Lightweight AsyncIO Python client for Apache Solr


License
MIT
Install
pip install aiosolr==3.0.0

Documentation

aiosolr

AsyncIO Python client for Apache Solr

Requirements

This project requires Python 3.7+

Installation

To install with pip

pip install aiosolr

Usage

The connection to the Solr backend is defined during object initialization. The accepted kwargs to init are scheme, host, port, and collection.

collection may optionally be passed at query time

import aiosolr

client = aiosolr.Client(host=localhost, collection="example", port=8983)

Alternatively you may instantiate via passing connection_url like:

import aiosolr

client = aiosolr.Client(connection_url="http://host:1234/path/to/solr/collection")

Once you have your aiosolr.Client instance, set up the session:

await client.setup()

There are methods available for querying. You can use Solr's built-in get handler with the get method to retrieve a single document:

await client.get(document_id)

You can use a pre-defined suggestions handler by using the suggestions method:

await client.suggestions("suggest_handler", query="asdf")

You can also use the suggestions method to build your suggestions:

await client.suggestions("suggest_handler", build=True)

handler is a required argument for suggestions unlike for get or query

You can use the query method to query your search handler. The default handler used is select. If you would like spellcheck suggestion turned on, pass spellcheck=True (default is False).

await client.query(handler="my_handler", query="asdf", spellcheck=True)
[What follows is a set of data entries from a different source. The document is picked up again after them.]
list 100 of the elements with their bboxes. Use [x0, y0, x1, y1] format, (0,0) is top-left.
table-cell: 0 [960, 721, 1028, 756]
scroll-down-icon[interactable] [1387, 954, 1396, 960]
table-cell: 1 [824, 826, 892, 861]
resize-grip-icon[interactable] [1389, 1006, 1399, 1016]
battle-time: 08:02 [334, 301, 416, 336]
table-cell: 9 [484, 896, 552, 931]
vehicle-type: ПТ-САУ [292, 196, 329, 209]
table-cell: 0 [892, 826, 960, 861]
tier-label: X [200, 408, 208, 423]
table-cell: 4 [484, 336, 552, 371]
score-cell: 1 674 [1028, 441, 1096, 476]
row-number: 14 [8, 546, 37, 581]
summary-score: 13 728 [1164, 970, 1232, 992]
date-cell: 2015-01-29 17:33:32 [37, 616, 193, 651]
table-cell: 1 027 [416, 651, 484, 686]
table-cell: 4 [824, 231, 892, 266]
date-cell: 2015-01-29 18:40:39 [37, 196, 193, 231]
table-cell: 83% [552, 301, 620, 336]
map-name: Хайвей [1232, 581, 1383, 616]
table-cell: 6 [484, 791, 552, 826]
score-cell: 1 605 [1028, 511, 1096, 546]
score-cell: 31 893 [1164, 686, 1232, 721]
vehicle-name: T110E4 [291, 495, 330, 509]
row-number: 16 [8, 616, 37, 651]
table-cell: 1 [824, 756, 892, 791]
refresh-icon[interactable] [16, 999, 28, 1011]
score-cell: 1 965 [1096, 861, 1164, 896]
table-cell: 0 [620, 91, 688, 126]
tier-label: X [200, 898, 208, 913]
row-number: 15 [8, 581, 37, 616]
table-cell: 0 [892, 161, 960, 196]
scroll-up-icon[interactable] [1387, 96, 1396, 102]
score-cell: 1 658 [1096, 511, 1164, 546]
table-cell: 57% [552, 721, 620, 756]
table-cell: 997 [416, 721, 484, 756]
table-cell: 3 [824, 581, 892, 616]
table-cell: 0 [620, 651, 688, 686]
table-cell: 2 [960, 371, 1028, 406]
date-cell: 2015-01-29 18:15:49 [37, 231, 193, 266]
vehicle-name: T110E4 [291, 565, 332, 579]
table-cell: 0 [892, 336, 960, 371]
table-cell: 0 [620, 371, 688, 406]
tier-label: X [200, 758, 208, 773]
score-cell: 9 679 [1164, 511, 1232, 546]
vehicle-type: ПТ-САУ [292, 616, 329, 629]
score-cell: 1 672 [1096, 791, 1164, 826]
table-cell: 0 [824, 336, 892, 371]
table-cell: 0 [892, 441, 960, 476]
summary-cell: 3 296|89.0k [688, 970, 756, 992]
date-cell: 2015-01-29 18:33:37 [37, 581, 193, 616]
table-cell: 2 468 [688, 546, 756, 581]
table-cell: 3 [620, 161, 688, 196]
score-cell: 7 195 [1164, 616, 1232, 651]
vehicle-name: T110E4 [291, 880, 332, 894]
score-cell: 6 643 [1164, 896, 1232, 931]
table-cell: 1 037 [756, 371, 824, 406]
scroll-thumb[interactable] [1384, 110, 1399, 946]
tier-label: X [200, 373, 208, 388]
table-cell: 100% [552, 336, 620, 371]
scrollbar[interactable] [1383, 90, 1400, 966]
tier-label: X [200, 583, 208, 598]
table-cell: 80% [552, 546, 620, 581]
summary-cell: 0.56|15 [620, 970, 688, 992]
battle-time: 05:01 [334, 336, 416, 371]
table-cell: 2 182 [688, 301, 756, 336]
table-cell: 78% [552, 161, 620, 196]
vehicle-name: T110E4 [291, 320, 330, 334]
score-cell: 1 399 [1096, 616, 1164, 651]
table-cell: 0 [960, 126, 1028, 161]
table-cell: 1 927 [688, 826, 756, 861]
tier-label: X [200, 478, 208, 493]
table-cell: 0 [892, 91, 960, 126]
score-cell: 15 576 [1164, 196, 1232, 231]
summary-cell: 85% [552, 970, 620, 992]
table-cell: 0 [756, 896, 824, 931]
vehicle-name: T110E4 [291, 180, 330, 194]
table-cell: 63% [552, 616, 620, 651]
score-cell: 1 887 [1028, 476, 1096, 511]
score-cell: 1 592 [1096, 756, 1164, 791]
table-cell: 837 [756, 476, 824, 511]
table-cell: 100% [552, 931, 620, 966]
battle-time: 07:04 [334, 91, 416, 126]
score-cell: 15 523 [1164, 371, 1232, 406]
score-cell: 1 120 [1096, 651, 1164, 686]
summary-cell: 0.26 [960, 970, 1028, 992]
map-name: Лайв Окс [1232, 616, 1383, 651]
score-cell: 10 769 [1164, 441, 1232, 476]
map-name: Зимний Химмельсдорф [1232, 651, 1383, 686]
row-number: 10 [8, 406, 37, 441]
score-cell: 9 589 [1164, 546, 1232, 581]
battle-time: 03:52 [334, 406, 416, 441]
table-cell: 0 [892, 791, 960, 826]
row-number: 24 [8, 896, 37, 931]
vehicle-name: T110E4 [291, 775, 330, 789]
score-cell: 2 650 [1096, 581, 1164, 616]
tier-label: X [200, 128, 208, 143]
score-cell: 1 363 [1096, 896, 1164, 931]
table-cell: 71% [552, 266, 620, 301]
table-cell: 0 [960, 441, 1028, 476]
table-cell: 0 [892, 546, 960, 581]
If spellcheck is True the query method returns a tuple with the first element being an array of documents and the 2nd element being an array of spellcheck suggestions. Otherwise, the query method returns a simple array of documents.

You can use the update method to access Solr's built-in update handler like:

await client.update(my_data)

At any point that you need to commit data to your collection you can use the commit method. Arguments should be the handler (update by default) and soft as a boolean indicating whether it should be a hard or soft commit (defaults to False).

There is one more method you might want to use before querying Solr especially if the query is coming from an untrusted end user. There is a clean_query method which can be used to strip out unwanted characters. Use it like:

trusted_query = aiosolr.clean_query(users_query)

Once you are finished with the Solr instance, you should call the method close to cleanup sessions like:

await client.close()

Timeouts

You can initialize the client with read_timeout and write_timeout to limit how long to wait for requests to complete. read_timeout applies to get and query whereas write_timeout applies to update:

import aiosolr

client = aiosolr.Client(connection_url=connection_url, read_timeout=5, write_timeout=30)

You can override the timeouts for a specific request:

await client.get(document_id, read_timeout=1)  # I'm in a hurry
await client.update(doc, write_timeout=60)  # this is a large request so we expect it to take a long time

aiosolr uses asyncio.wait_for internally, so if a timeout occurs the exception raised is asyncio.TimeoutError.

Debugging

To get more information from the Client you can initialize with debug=True:

    import aiosolr

    client = aiosolr.Client(host=localhost, collection="example", port=8983, debug=True)

This sets the aiosolr logger to DEBUG level, and also sets the internally used HTTP session (provided by aiohttp) to the DEBUG level. This makes it easier to see the actual network requests going to Solr.